Donald Trump is engaged in a war against “Fake News.” Although, in his mind, “Fake News” means any sort of criticism against him, regardless of its veracity. Although there is obviously some widespread misinformation about him, Donald Trump is most certainly not engaged in a battle against fictitious news stories. If he were, his preferred news source might be NPR, not Fox News (whose consistent viewers, according to a FDU Public Mind Study, scored lower in a current events questionnaire than viewers who watched no news at all). Fox News, undoubtedly, perpetuates far more biased information than the other major news networks, so, if the president were keen on restoring truth to journalism, he would detest the deliberately deceptive partisanship of Fox News.

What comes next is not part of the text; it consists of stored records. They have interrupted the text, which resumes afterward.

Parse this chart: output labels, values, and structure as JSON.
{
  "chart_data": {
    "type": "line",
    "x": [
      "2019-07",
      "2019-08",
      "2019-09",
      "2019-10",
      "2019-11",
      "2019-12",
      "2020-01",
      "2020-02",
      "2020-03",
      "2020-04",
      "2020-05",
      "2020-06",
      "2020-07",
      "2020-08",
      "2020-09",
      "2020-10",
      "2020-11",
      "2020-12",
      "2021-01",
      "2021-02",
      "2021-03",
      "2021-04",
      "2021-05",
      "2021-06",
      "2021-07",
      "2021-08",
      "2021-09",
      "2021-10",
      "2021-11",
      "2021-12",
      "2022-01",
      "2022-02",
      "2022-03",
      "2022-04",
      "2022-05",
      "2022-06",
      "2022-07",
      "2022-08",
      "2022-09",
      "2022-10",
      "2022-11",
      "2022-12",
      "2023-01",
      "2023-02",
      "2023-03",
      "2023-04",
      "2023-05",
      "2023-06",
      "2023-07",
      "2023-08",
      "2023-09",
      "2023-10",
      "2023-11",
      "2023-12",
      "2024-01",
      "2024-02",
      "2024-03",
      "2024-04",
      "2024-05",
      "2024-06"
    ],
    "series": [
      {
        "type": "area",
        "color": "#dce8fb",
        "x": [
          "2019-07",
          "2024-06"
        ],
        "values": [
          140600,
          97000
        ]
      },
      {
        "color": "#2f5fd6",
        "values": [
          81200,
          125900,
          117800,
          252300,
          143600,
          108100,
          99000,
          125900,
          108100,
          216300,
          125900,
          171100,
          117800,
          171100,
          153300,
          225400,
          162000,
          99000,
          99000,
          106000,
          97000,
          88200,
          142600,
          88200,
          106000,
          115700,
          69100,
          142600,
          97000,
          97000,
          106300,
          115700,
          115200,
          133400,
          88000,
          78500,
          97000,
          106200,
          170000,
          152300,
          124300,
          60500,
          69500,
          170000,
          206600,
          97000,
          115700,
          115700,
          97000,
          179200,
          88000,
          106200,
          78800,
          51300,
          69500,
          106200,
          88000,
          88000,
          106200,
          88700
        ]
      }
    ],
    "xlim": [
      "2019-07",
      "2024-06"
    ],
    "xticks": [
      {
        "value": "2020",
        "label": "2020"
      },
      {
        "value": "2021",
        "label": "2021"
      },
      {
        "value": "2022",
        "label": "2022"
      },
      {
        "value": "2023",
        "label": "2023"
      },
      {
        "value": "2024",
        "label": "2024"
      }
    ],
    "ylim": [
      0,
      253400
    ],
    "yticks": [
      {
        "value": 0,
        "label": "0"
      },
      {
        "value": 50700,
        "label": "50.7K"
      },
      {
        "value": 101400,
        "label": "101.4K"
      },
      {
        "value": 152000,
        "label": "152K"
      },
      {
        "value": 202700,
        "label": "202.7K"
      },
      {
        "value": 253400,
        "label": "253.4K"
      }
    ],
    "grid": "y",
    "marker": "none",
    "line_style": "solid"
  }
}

To give you a sense of the other news sources Trump supports, while appearing on Infowars, Alex Jones’ radio talk show, he complimented Jones’s “amazing reputation.” Alex Jones, for context, once introduced a conspiracy theory that the gut-wrenching Sandy Hook massacre was a government hoax where no one was killed (prior to Trump’s appearance on his show). In all of the false reports that I have seen, no story is more heartless, baseless, and absolutely detestable. Exploiting the murders of innocent school children to stir up controversy and garner attention for a radio show is utterly reprehensible, and no one who does such has an “amazing reputation.”
In actuality, Trump’s attacks on CNN, the New York Times, and other reputable news sources serves as a means to delegitimize the media as a reliable source of information. The free press provides a key tenet in maintaining our democracy, offering an often unrecognized system of checks and balances between representatives and their constituents. By corroding the inherent dependability of the free press, Donald Trump has created an environment where (at least to his supporters) he is the sole dictator of what’s true and false. News sources that support the president are rewarded with retweets, while news sources that cover him negatively are attacked relentlessly, permanently branded with a Scarlet Letter-esq “Fake News” tweet.
The parallels between Trump’s actions and previous authoritarian fascists are alarming, to say the least. Both Hitler and Stalin rose to power by instituting a state-controlled press, and modern-day dictators, such as Syrian President Bashar al-Assad and Venezuela’s socialist leader Nicolás Maduro, have already used the term “Fake News” to quash criticism from their own respective journalists.
Trump’s recent Fake News Awards are perhaps the climax of his attacks on the press. A collection of “Fake News” sources, listing Op-Eds that incorrectly predicted the future and retracted stories as “Fake News,” the awards were nothing more than a callous attack on the media. The issue here is not that the stories were incorrect — it’s that Trump has forever tarnished the reputability of these news organizations with his tweets. An act undermining our democratic processes — whether it be our right to free elections, right to free speech, or right to free press — is an attack on our country, and must be treated as such.